Texas Longhorns: Winning just two games in the Big XII tournament by a combined total of six points made Texas the Big XII champion and boosted the Longhorns to a #3 seed. Texas has plenty of quality wins on the resume beating Kansas twice as well as some of the other quality Big XII teams, plus a non-conference win over North Carolina. The Longhorns did lose seven games this season and can struggle with turnovers and free throw shooting, things that generally come into play when the lights shine brighter.

The efficiency data has Texas outside the top three in the Big XII on both sides of the ball while also suggesting that Texas played the weakest schedule of all ten Big XII teams. Shaka Smart is yet to win a NCAA Tournament game for Texas as the Longhorns lost in the Round of 64 in both of his appearances and both losses came to smaller conference teams as Texas could again be at risk for an early exit.

Abilene Christian is an imposing opening draw for Texas as the Wildcats did not look out of place in competitive December losses at Texas Tech and at Arkansas. This is an appealing draw for this veteran team facing the marquee program in the state of Texas and Abilene Christian was in the NCAA Tournament more recently than the Longhorns were. The Round of 32 draw of either BYU or the Michigan State/UCLA winner will be a challenge while Alabama, Connecticut, and Maryland are all formidable teams in the bottom of the East bracket where Texas sits.  

MIDWEST REGION

Houston Cougars: Houston has incredible numbers and routinely produced blowouts this season but still lost three games to mediocre American teams. All three losses came on the road as Houston did not produce a top 50 road win all season and did not have a single top 20 win all season. Kelvin Sampson has rebuilt the Cougars into a juggernaut, but they have been bounced by power conference teams in the past two tournaments.

The 2019 squad that made the Sweet 16 before a narrow loss to Kentucky had produced several notable non-conference wins on the way to a 33-4 record. This year’s team did not get that opportunity or experience with only a narrow win over Texas Tech in November standing out, and a key player for the Red Raiders missed that game. The AAC was not as strong this season as in 2019 and the regular season path for Houston was the weakest of those 11 teams as they only played Memphis once.

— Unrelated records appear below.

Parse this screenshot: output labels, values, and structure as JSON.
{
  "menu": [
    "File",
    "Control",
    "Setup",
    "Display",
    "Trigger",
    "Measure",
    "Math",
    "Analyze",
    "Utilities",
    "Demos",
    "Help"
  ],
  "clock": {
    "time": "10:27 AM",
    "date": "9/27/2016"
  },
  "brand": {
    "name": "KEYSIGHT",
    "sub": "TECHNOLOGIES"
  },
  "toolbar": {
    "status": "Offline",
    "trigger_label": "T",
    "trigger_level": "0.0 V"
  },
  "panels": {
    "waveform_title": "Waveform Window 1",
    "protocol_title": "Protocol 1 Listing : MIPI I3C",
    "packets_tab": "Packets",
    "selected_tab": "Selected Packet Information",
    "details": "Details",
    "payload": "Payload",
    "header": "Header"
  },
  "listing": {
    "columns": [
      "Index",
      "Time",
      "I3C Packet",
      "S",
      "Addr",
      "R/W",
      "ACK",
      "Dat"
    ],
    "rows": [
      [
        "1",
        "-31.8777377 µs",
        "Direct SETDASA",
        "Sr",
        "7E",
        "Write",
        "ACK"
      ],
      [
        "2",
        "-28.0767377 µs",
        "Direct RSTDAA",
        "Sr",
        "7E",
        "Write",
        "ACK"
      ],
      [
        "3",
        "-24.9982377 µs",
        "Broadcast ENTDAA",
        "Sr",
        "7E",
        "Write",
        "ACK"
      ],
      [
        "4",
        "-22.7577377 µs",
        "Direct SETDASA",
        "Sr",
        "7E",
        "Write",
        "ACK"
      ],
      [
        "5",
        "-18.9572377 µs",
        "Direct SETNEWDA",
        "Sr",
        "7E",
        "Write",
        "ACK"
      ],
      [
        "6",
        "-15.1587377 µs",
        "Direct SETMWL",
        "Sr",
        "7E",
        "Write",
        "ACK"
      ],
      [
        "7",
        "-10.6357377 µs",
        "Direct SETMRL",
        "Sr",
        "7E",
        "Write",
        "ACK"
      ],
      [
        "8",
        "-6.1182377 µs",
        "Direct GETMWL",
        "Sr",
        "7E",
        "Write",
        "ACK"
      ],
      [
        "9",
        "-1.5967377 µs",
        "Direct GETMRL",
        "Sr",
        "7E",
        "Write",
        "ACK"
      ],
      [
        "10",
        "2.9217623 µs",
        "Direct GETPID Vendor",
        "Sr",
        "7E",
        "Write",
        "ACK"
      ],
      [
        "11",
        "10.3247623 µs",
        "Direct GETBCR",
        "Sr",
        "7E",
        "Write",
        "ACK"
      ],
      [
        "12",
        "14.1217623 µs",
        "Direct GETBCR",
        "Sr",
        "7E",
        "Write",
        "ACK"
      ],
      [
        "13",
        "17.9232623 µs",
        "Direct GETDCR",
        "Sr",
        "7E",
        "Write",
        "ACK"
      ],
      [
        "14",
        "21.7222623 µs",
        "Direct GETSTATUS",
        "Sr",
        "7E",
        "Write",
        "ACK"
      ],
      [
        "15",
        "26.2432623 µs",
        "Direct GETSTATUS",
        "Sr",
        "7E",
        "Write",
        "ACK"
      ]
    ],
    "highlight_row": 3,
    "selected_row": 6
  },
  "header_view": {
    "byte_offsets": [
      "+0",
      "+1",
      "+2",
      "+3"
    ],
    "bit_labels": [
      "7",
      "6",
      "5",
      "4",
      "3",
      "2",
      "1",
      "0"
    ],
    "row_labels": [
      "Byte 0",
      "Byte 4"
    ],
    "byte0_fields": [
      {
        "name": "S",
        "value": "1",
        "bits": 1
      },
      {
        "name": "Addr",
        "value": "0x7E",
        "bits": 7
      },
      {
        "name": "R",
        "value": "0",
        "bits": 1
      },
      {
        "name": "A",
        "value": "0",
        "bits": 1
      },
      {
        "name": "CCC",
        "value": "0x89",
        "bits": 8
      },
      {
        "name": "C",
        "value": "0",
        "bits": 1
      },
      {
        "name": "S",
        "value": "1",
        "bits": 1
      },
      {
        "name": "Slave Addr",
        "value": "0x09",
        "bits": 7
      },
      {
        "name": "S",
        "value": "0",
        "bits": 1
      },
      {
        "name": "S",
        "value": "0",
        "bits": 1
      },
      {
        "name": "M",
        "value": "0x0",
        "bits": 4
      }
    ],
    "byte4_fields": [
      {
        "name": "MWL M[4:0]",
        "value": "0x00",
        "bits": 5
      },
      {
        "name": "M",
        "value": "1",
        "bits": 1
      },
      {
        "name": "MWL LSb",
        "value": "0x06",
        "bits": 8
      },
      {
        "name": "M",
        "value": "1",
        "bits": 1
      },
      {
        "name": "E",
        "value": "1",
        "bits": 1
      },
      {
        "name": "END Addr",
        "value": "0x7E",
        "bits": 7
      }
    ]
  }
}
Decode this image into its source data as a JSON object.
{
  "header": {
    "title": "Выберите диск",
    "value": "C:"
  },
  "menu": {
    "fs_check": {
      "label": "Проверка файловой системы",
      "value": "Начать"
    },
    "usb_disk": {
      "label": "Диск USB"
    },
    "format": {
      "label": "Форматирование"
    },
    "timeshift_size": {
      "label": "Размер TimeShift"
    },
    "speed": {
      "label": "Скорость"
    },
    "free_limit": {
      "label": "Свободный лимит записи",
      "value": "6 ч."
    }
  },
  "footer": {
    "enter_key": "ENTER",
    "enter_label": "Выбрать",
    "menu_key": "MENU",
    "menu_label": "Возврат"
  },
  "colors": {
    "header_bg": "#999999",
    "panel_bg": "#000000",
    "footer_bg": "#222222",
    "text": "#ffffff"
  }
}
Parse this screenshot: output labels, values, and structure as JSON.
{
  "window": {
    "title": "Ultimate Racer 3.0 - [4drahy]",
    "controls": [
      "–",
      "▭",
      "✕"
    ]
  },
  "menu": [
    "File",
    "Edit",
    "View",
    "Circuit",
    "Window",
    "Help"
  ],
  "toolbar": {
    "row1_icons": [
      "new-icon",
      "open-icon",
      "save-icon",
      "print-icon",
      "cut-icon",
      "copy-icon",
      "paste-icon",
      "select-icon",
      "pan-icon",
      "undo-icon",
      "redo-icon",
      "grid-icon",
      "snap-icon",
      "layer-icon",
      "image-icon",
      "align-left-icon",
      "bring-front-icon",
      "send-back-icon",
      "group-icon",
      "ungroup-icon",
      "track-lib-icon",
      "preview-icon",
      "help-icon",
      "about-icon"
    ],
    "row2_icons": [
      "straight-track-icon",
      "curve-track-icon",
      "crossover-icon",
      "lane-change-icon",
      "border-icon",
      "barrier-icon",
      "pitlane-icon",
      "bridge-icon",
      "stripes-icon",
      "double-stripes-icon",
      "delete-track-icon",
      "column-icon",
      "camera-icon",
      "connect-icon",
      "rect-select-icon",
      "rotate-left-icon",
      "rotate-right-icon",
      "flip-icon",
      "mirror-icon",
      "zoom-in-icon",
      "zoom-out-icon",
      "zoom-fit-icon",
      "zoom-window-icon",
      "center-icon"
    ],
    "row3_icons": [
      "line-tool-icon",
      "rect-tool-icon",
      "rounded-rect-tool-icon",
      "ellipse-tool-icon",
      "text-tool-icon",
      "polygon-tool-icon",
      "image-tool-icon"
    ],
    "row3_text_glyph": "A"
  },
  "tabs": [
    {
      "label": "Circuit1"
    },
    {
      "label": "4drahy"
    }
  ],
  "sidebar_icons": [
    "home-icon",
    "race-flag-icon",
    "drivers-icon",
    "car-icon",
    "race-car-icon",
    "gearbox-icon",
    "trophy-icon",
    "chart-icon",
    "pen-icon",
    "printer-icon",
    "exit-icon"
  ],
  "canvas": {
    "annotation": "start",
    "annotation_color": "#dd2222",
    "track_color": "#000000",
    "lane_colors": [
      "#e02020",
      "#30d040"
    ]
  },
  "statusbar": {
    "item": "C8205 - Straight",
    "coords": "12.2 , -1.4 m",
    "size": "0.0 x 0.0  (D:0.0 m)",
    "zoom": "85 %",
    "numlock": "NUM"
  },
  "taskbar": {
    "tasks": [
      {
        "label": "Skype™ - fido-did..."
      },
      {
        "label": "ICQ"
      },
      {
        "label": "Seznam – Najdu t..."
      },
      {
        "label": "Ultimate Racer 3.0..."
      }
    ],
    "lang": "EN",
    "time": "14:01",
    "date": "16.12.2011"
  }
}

Clemson and Rutgers do not look overly intimidating, but both were accustomed to battling through much tougher paths in major conference play while West Virginia and San Diego State will be considered Elite Eight threats in Houston’s path in the bottom of the Midwest region. Add that Illinois has looked like arguably the best team in the country in recent weeks and this is a difficult draw for a Cougars team that will face the pressure of being a #2 seed for the first time since 1984.